Amazon Sued by FTC

Photo Credit: Saul Loeb/Getty Images

The FTC has recently dropped the gavel on a litigious move which may potentially mean a substantial downward trend to Amazon (AMZN) shares. Investment in Amazon has always come with standard caveats such as increasing competition, profit potential uncertainty, revenue growth uncertainty, speculative valuation and share price volatility. Well, it seems that they have created a bulwark in their exposure to competition through their very existence. Last month the FTC (Federal Trade Commission) and 17 state attorney generals sued the tech giant for its use of anticompetitive and unfair strategies.

According to a statement from the FTC and its state partners, it is alleged that Amazon stops rivals and sellers from lowering prices, degrades quality, overcharges sellers, stifles innovation, and prevents rivals from fairly competing against them.

According to the September 26 complaint filed in the U.S. District Court of the Western District of Washington, “Amazon has hiked so steeply the fees it charges sellers that it now reportedly takes close to half of every dollar from the typical seller that uses Amazon’s fulfillment service. Amazon recognizes that sellers find that it has become more difficult over time to be profitable on Amazon”.

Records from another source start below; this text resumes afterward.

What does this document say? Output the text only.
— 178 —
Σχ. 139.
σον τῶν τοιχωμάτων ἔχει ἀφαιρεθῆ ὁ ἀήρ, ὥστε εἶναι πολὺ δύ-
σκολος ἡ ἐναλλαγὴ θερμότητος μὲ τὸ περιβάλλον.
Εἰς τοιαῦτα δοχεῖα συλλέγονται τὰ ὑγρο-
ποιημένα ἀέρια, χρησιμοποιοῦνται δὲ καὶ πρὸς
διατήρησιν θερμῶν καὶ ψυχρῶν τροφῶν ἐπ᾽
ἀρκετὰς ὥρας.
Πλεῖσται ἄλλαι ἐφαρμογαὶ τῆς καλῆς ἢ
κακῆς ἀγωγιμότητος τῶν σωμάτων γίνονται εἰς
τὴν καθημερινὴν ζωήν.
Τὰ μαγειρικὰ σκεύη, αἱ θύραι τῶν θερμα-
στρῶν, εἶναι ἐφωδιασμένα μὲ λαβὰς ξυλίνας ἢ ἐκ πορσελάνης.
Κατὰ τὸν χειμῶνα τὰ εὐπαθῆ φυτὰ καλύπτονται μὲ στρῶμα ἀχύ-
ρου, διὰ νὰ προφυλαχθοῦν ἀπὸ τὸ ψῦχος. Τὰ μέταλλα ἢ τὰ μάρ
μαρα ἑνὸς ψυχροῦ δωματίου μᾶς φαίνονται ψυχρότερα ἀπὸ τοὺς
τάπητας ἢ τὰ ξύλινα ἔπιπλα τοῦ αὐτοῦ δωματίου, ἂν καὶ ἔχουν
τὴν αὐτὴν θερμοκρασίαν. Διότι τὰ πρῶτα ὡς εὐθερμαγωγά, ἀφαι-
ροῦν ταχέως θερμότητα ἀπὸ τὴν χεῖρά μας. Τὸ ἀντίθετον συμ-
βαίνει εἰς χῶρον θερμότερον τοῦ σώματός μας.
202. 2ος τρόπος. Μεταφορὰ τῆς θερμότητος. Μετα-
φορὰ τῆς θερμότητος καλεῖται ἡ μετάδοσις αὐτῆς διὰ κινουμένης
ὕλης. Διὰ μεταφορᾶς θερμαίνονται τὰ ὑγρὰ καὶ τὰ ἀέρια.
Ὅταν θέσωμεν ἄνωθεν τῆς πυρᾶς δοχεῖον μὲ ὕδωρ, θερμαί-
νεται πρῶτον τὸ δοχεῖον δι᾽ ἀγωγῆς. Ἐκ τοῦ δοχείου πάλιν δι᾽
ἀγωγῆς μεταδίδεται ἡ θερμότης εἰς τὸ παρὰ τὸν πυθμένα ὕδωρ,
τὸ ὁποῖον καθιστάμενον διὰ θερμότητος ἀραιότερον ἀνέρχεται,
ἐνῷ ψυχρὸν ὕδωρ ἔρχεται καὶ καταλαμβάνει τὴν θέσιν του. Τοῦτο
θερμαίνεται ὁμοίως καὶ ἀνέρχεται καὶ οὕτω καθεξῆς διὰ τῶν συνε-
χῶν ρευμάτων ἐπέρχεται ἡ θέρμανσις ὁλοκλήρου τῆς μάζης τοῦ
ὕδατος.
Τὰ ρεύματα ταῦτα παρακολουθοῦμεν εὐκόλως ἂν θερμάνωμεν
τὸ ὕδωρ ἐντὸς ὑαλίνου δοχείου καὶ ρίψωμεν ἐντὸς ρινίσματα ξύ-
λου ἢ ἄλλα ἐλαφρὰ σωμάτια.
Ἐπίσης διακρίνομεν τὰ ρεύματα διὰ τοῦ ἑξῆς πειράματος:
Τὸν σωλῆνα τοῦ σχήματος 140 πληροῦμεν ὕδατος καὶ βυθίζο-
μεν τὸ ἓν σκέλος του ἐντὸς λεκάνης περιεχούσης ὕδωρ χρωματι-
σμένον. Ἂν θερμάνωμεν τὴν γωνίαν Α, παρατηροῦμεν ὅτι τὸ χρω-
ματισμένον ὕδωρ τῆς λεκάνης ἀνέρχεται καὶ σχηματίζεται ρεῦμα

This comes after a suit filed by Amazon in March that states that the online retailer is taking action against third parties that have sold counterfeit products on the platform. An order signed by a chief judge at the same district court in Washington states, “Based on the nature of these actions and Amazon’s stated intentions, the district expects additional Counterfeit Enforcement Actions will be filed with some regularity and frequency in the next couple of years (and possibly beyond).”

Based on the FTC statement, the main focus is that the company “engages in a course of exclusionary conduct that prevents current competitors from growing and new competitors from emerging.”

Upon the announcement, Amazon stock dropped 4%. With the allegations against the company there may be a breakup to mitigate conflicts of interests. Perhaps, the outcome will be a separation of their services into multiple parts. Including online and physical stores, subscription services, third-party seller services, advertising, and Amazon Web Services (AWS). However, even with a breakup into a conglomerate and a complete quality control overhaul, this wouldn’t keep consumers from using the service and it wouldn’t prevent Amazon from overcharging sellers and contributing to predatory practices.

This would, however, change the company’s overall valuation (Price to Sales). With a current market cap of $1.3 Tn and TTM (Trailing Twelve Month) revenue at roughly $500 Bn, that’s a 1.6 P/S valuation. This breakup would change, and in certain cases, increase the P/S (Price to Sales) for certain services they offer that are not as competitive or in demand. A more accurate valuation.